10 The Ruby Sunrise
Big ideas often yield messy plays, and Ruby was, in many ways, no
exception. But Rinne Groff's conflation of such hot-button historical
themes as feminism, McCarthyism, and improbably the invention of
television was too ambitious to ignore. The period piece-meets-memory
play began in a 1927 Indiana barn (Ruby toys with test tubes and shy
student Henry) and traveled to a 1952 New York studio (Ruby's daughter
toys with teleplays and shy screenwriter Tad), propelled by raw-edged
emotion. If Groff's at the keyboard, we'll take messy any day.
The Worst
1 In My Life
To paraphrase an actual line from this misbegotten musical: We needed
this show like we needed sand up our butts.
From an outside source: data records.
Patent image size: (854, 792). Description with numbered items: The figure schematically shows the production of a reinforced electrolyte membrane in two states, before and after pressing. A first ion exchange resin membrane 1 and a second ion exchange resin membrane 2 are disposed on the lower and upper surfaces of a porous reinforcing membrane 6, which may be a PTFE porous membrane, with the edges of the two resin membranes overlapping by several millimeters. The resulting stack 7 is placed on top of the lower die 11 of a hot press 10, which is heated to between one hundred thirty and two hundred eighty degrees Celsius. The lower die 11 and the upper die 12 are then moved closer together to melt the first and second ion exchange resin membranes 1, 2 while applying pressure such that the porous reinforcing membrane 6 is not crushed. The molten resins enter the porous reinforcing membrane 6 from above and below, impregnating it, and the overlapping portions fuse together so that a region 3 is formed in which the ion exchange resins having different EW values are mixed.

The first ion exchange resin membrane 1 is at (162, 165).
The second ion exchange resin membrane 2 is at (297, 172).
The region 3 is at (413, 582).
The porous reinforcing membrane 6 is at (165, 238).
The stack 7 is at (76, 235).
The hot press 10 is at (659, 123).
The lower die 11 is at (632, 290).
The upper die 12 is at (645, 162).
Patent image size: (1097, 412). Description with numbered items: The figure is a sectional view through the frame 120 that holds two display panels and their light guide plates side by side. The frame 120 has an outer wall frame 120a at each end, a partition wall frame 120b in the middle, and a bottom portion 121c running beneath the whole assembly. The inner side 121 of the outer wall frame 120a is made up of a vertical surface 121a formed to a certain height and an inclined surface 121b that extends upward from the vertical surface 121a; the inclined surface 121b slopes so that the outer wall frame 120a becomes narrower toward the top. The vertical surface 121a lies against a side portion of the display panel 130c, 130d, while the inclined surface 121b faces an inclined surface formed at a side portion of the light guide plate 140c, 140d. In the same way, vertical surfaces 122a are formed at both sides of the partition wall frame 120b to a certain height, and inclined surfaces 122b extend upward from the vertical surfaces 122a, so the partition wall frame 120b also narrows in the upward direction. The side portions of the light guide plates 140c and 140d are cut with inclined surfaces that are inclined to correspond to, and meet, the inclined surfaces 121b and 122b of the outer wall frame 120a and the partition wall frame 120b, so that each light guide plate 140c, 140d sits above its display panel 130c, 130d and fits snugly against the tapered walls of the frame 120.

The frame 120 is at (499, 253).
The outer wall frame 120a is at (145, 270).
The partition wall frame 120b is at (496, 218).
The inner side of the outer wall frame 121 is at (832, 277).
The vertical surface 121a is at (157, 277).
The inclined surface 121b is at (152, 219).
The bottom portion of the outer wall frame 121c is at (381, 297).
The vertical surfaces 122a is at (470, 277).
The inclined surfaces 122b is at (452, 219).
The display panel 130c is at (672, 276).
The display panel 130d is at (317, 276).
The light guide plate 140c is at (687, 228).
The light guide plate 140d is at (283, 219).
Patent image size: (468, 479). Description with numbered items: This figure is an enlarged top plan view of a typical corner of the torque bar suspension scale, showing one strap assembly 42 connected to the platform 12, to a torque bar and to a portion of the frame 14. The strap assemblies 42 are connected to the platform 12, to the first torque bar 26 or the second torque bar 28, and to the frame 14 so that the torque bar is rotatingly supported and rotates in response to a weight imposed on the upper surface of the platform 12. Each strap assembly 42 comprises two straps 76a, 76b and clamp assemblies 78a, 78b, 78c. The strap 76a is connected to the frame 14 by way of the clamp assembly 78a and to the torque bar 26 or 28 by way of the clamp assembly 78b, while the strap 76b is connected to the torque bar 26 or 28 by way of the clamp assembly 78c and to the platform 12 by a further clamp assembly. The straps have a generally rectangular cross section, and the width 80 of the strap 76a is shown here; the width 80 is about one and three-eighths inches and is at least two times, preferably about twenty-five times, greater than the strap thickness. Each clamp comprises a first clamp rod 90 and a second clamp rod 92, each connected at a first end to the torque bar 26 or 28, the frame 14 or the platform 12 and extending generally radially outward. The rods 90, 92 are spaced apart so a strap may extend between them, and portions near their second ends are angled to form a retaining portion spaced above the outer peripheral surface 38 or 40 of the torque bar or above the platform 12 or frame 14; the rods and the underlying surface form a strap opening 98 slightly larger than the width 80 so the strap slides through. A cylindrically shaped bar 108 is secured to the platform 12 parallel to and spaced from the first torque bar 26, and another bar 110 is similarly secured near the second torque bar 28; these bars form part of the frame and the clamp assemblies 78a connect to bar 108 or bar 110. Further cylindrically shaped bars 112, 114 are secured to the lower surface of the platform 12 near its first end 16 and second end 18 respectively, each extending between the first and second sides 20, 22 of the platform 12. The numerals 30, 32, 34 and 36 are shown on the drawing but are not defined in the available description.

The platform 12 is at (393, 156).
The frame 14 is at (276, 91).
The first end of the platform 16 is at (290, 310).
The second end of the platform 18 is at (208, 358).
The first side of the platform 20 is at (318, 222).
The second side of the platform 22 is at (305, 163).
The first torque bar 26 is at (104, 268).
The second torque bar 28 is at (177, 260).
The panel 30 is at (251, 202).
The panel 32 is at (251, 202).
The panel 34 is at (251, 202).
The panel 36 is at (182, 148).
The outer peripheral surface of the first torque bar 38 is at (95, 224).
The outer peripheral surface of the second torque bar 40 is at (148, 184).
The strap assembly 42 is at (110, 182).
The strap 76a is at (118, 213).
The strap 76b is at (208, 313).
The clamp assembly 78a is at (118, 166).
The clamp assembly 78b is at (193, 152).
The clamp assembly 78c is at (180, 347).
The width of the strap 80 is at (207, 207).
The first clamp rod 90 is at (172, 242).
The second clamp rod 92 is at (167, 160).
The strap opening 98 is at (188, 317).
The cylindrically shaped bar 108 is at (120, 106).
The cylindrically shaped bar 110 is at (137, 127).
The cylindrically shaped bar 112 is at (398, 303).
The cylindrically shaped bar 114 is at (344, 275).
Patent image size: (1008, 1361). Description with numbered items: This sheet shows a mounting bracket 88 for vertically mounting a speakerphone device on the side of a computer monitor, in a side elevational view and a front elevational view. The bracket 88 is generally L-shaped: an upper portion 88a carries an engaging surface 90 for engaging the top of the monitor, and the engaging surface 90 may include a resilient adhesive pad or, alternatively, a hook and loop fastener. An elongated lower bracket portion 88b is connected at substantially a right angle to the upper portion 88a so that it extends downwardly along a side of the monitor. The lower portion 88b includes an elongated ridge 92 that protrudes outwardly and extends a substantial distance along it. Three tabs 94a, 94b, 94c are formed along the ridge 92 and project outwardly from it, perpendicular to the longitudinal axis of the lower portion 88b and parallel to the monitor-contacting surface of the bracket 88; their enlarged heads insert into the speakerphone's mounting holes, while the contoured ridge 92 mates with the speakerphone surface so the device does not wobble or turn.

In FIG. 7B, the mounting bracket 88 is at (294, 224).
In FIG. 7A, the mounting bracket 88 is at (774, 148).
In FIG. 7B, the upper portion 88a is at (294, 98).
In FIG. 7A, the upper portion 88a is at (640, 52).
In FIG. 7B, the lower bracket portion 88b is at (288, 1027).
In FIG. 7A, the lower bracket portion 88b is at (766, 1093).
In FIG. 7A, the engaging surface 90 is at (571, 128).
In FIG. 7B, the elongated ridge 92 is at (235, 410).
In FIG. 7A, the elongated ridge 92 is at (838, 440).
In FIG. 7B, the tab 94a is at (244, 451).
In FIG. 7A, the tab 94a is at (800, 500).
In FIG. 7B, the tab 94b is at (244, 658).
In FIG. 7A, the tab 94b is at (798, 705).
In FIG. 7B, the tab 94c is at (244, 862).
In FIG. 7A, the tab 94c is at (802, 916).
The characters included a
Tourette's-stricken hero, a Goth gay angel, a baseball-cap-clad supreme
being, and dancing skeletons. The score, by ''You Light Up My Life''
composer Joe Brooks, featured a brain-tumor ballad and a Dr Pepper
jingle. Toward the end, the stage was practically swallowed up by a
giant lemon. As apt a metaphor as there ever was.
2 Lennon
Imagine there's no Broadway/It's easy if you try/Nothing new or
different/Just jukebox Beatles, Yoko-fied/Imagine it's pretentious/And
over-full of scorn/Oo-hoo!/You may say I'm a dreamer/ But I saw the
ticket price/A hundred bucks for karaoke/Come on: He wasn't Jesus Christ.
3 The Blonde in the Thunderbird
In Suzanne Somers' one-woman therapy session, er, show, the American Graffiti alum donned a cardboard car costume. That was a high point.
Hauling out a truckload of ThighMasters? A very, very low point.